Ron Berry was one of the wave of British synth musicians who, in the early and mid 80s took their influences from the German greats such as Tangerine Dream and, by adding their own unique styles, made the UK synth scene a healthy, strong one. "Osiris" is probably his best-known and best-loved album from this period (1985, to be exact), partly due to it being released on vinyl rather than cassette (this was a big step forward at the time) and while the excellent cover art that adorned the original is absent on this CD re-release that in no way detracts from the fact that this is a classic of British instrumental EM that deserves to be discovered by one and all.
Ron's use of home-built instruments such as a unique 16-channel micro-processor sequencer and such currently forgotten relics as the Godwin String Machine meant that his music has always had a most unique, easily-recognisable style and, 21 years later, there's the added bonus that the music has hardly dated at all, sounding just as fresh as it did way back when.
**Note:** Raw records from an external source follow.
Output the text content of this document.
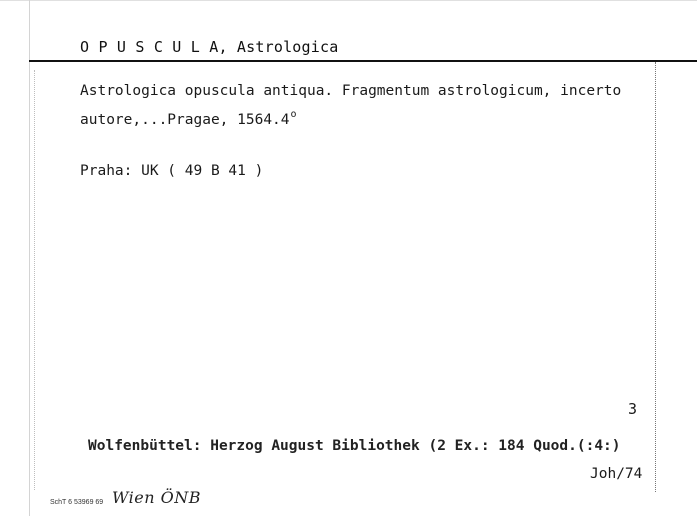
O P U S C U L A, Astrologica
Astrologica opuscula antiqua. Fragmentum astrologicum, incerto
autore,...Pragae, 1564.4$^o$
Praha: UK ( 49 B 41 )
3
Wolfenbüttel: Herzog August Bibliothek (2 Ex.: 184 Quod.(:4:)
Joh/74
SchT 6 53969 69 Wien ÖNB
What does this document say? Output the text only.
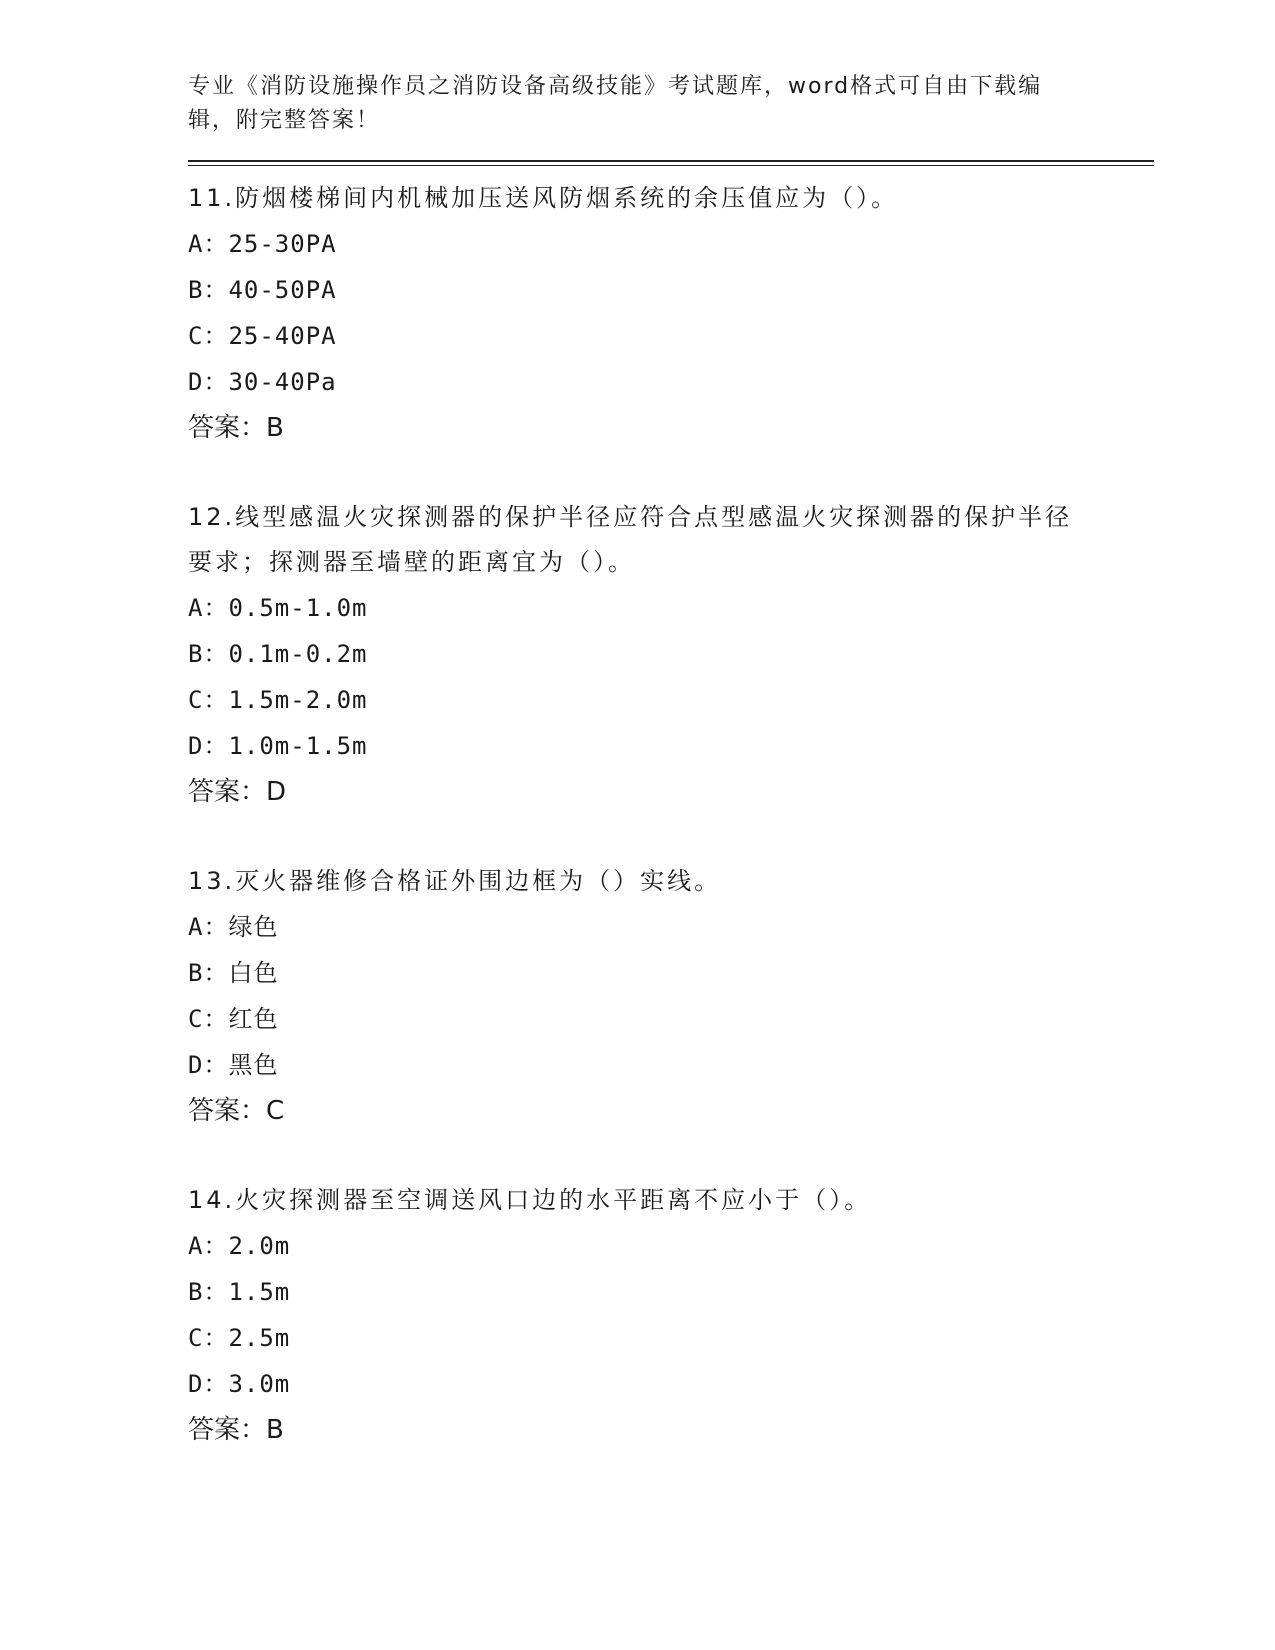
专业《消防设施操作员之消防设备高级技能》考试题库，word格式可自由下载编辑，附完整答案！

11.防烟楼梯间内机械加压送风防烟系统的余压值应为（）。
A：25-30PA
B：40-50PA
C：25-40PA
D：30-40Pa
答案：B
12.线型感温火灾探测器的保护半径应符合点型感温火灾探测器的保护半径要求；探测器至墙壁的距离宜为（）。
A：0.5m-1.0m
B：0.1m-0.2m
C：1.5m-2.0m
D：1.0m-1.5m
答案：D
13.灭火器维修合格证外围边框为（）实线。
A：绿色
B：白色
C：红色
D：黑色
答案：C
14.火灾探测器至空调送风口边的水平距离不应小于（）。
A：2.0m
B：1.5m
C：2.5m
D：3.0m
答案：B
Inspired by the Egyptian Book Of The Dead and comprised of just four long tracks the album boasts a nicely smooth, sometimes sultry and mostly laidback feel with the only exceptions being "Passage Through The Temple Of Maat" which has plenty of abstract elements during its earlier sections, only giving way to a more typically melodic style towards the end while the climax of "Dreams Of Osiris" zips along quite nicely with its catchy theme that has already been established by the earlier, slower sections.
Hereafter Ron took his music onto less melodic and more abstract (albeit not overly difficult) realms although his recent re-emergence has seen him once again exploring more melodic realms. For those seeking to discover the music of Ron Berry, however, this, along with 2002's Heavens And Highlands are the best places to start or go to his website to find out more about this talented and individual artist.